I didn’t know the purpose of that but didn’t say anything because it seemed like something I should know or have inferred. I knew it was something Jewish and figured there must be a reason for it. It was only a day later I found myself in the Shabbat elevator and noted that it worked just fine and wondered what the hell Rauf was talking about. It was on the last day, conveniently enough, Shabbat, that it became clear, and only after one of the Gentiles pushed a button for a floor in the Shabbat elevator in the presence of an observant Jew. That was against the rules.

Pushing the button represented effort, which represented work, which was against the rules, rules that applied to everyone seemed to be the case as the guilty floor button pusher was quickly apprised of his oversight, within seconds of depressing the circular plastic disc an eighth of an inch. I thought it emblematic of the cultural divide between peoples, a divide as stark as the thirty-foot wall around Jerusalem, a wall that does work, not surprisingly, in keeping some people out that other people do not want in.
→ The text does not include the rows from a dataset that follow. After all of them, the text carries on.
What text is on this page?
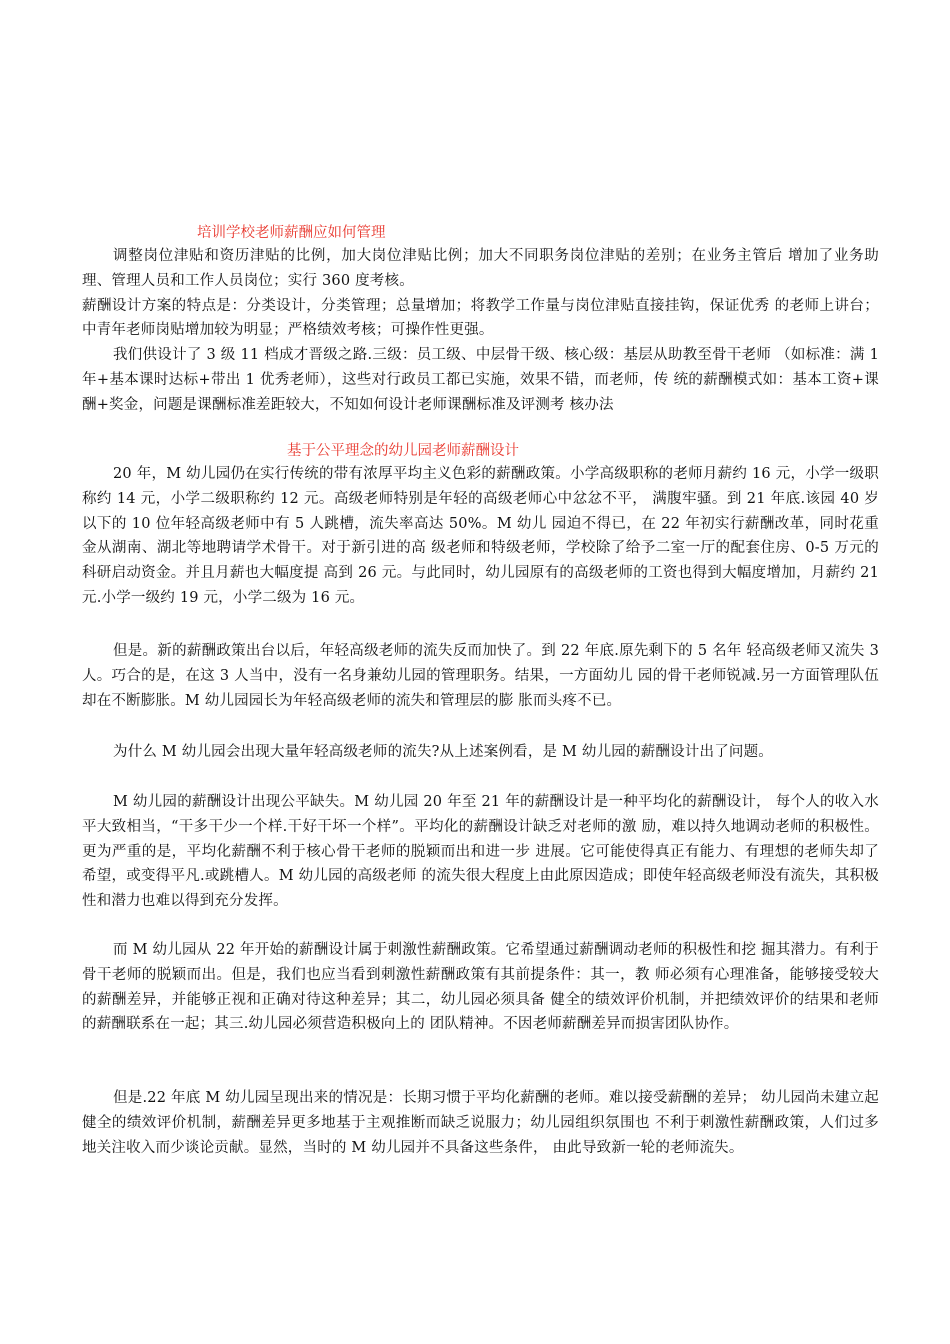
培训学校老师薪酬应如何管理

调整岗位津贴和资历津贴的比例，加大岗位津贴比例；加大不同职务岗位津贴的差别；在业务主管后 增加了业务助理、管理人员和工作人员岗位；实行 360 度考核。

薪酬设计方案的特点是：分类设计，分类管理；总量增加；将教学工作量与岗位津贴直接挂钩，保证优秀 的老师上讲台；中青年老师岗贴增加较为明显；严格绩效考核；可操作性更强。

我们供设计了 3 级 11 档成才晋级之路.三级：员工级、中层骨干级、核心级：基层从助教至骨干老师 （如标准：满 1 年+基本课时达标+带出 1 优秀老师），这些对行政员工都已实施，效果不错，而老师，传 统的薪酬模式如：基本工资+课酬+奖金，问题是课酬标准差距较大，不知如何设计老师课酬标准及评测考 核办法

基于公平理念的幼儿园老师薪酬设计

20 年，M 幼儿园仍在实行传统的带有浓厚平均主义色彩的薪酬政策。小学高级职称的老师月薪约 16 元，小学一级职称约 14 元，小学二级职称约 12 元。高级老师特别是年轻的高级老师心中忿忿不平， 满腹牢骚。到 21 年底.该园 40 岁以下的 10 位年轻高级老师中有 5 人跳槽，流失率高达 50%。M 幼儿 园迫不得已，在 22 年初实行薪酬改革，同时花重金从湖南、湖北等地聘请学术骨干。对于新引进的高 级老师和特级老师，学校除了给予二室一厅的配套住房、0-5 万元的科研启动资金。并且月薪也大幅度提 高到 26 元。与此同时，幼儿园原有的高级老师的工资也得到大幅度增加，月薪约 21 元.小学一级约 19 元，小学二级为 16 元。

但是。新的薪酬政策出台以后，年轻高级老师的流失反而加快了。到 22 年底.原先剩下的 5 名年 轻高级老师又流失 3 人。巧合的是，在这 3 人当中，没有一名身兼幼儿园的管理职务。结果，一方面幼儿 园的骨干老师锐减.另一方面管理队伍却在不断膨胀。M 幼儿园园长为年轻高级老师的流失和管理层的膨 胀而头疼不已。

为什么 M 幼儿园会出现大量年轻高级老师的流失?从上述案例看，是 M 幼儿园的薪酬设计出了问题。

M 幼儿园的薪酬设计出现公平缺失。M 幼儿园 20 年至 21 年的薪酬设计是一种平均化的薪酬设计， 每个人的收入水平大致相当，“干多干少一个样.干好干坏一个样”。平均化的薪酬设计缺乏对老师的激 励，难以持久地调动老师的积极性。更为严重的是，平均化薪酬不利于核心骨干老师的脱颖而出和进一步 进展。它可能使得真正有能力、有理想的老师失却了希望，或变得平凡.或跳槽人。M 幼儿园的高级老师 的流失很大程度上由此原因造成；即使年轻高级老师没有流失，其积极性和潜力也难以得到充分发挥。

而 M 幼儿园从 22 年开始的薪酬设计属于刺激性薪酬政策。它希望通过薪酬调动老师的积极性和挖 掘其潜力。有利于骨干老师的脱颖而出。但是，我们也应当看到刺激性薪酬政策有其前提条件：其一，教 师必须有心理准备，能够接受较大的薪酬差异，并能够正视和正确对待这种差异；其二，幼儿园必须具备 健全的绩效评价机制，并把绩效评价的结果和老师的薪酬联系在一起；其三.幼儿园必须营造积极向上的 团队精神。不因老师薪酬差异而损害团队协作。

但是.22 年底 M 幼儿园呈现出来的情况是：长期习惯于平均化薪酬的老师。难以接受薪酬的差异； 幼儿园尚未建立起健全的绩效评价机制，薪酬差异更多地基于主观推断而缺乏说服力；幼儿园组织氛围也 不利于刺激性薪酬政策，人们过多地关注收入而少谈论贡献。显然，当时的 M 幼儿园并不具备这些条件， 由此导致新一轮的老师流失。
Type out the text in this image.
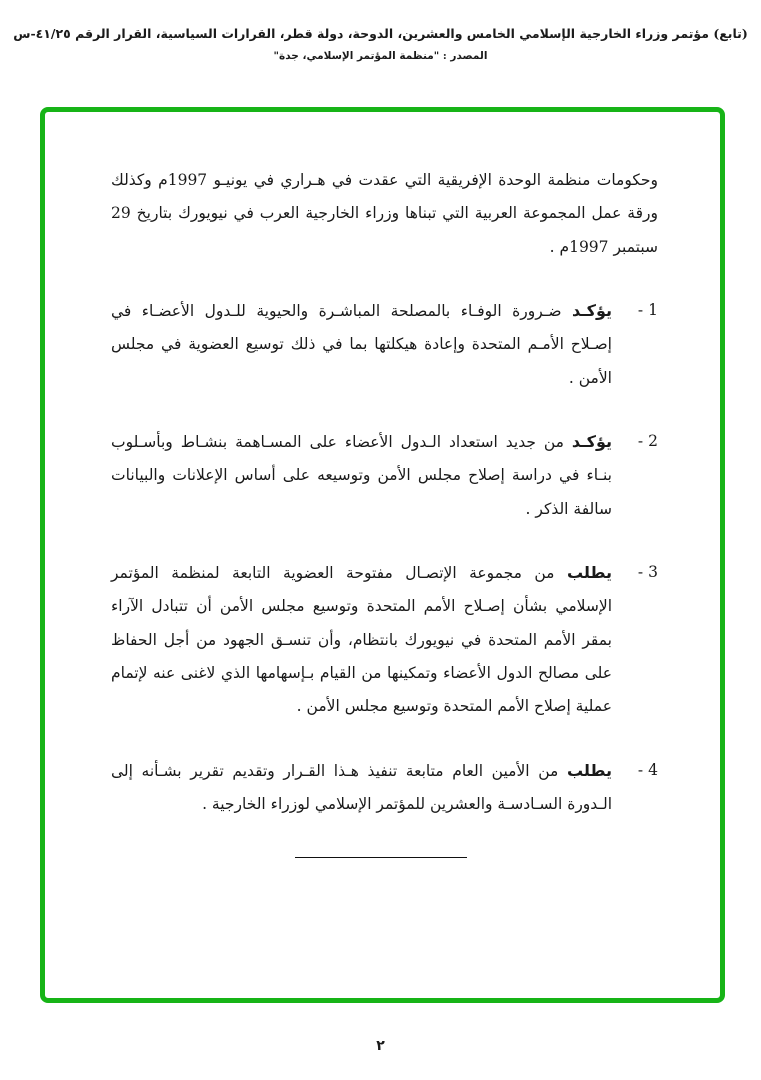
(تابع) مؤتمر وزراء الخارجية الإسلامي الخامس والعشرين، الدوحة، دولة قطر، القرارات السياسية، القرار الرقم ٤١/٢٥-س
المصدر : "منظمة المؤتمر الإسلامي، جدة"

وحكومات منظمة الوحدة الإفريقية التي عقدت في هـراري في يونيـو 1997م وكذلك ورقة عمل المجموعة العربية التي تبناها وزراء الخارجية العرب في نيويورك بتاريخ 29 سبتمبر 1997م .

1-

يؤكـد ضـرورة الوفـاء بالمصلحة المباشـرة والحيوية للـدول الأعضـاء في إصـلاح الأمـم المتحدة وإعادة هيكلتها بما في ذلك توسيع العضوية في مجلس الأمن .

2-

يؤكـد من جديد استعداد الـدول الأعضاء على المسـاهمة بنشـاط وبأسـلوب بنـاء في دراسة إصلاح مجلس الأمن وتوسيعه على أساس الإعلانات والبيانات سالفة الذكر .

3-

يطلب من مجموعة الإتصـال مفتوحة العضوية التابعة لمنظمة المؤتمر الإسلامي بشأن إصـلاح الأمم المتحدة وتوسيع مجلس الأمن أن تتبادل الآراء بمقر الأمم المتحدة في نيويورك بانتظام، وأن تنسـق الجهود من أجل الحفاظ على مصالح الدول الأعضاء وتمكينها من القيام بـإسهامها الذي لاغنى عنه لإتمام عملية إصلاح الأمم المتحدة وتوسيع مجلس الأمن .

4-

يطلب من الأمين العام متابعة تنفيذ هـذا القـرار وتقديم تقرير بشـأنه إلى الـدورة السـادسـة والعشرين للمؤتمر الإسلامي لوزراء الخارجية .

٢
For the Jewish Israelites, the land of Canaan was given to them by God, as it was written, but then they were exiled in the 8th century BC after which it pretty much was Palestinian until 1948, so the Palestinians got used to it being their country, their land, and I get that. It would seem that a two-state solution would be reasonable, but from what I’ve seen in the West Bank, it’s like two different worlds; half the buildings are unfinished and are constructed over the time span of generations possibly, and litter is everywhere. If there were two states, they would be starkly different in ways that would not seem equitable, and in this era of equal results over equal opportunity, that would not be perceived as fair and would not be conducive to a positive peaceful outcome, I fear.

Even if there were two states, it’s not like all of one would be in one place and all the other in the other place because the communities are already so intermixed. It simply wouldn’t happen. As an example, next to every church is a mosque, and I’m not sure which one was first and every day there are the wailing tones from the minarets alternating with the peals of the Angelus bells. I stand there, buffeted by the sounds and know there will never be peace.

I do not think we are any more enlightened, as a race, than we were some millennia ago. We are smarter. Sure, we are, but unless there is a return to the principles and faith of and in the Golden Rule, it will not happen.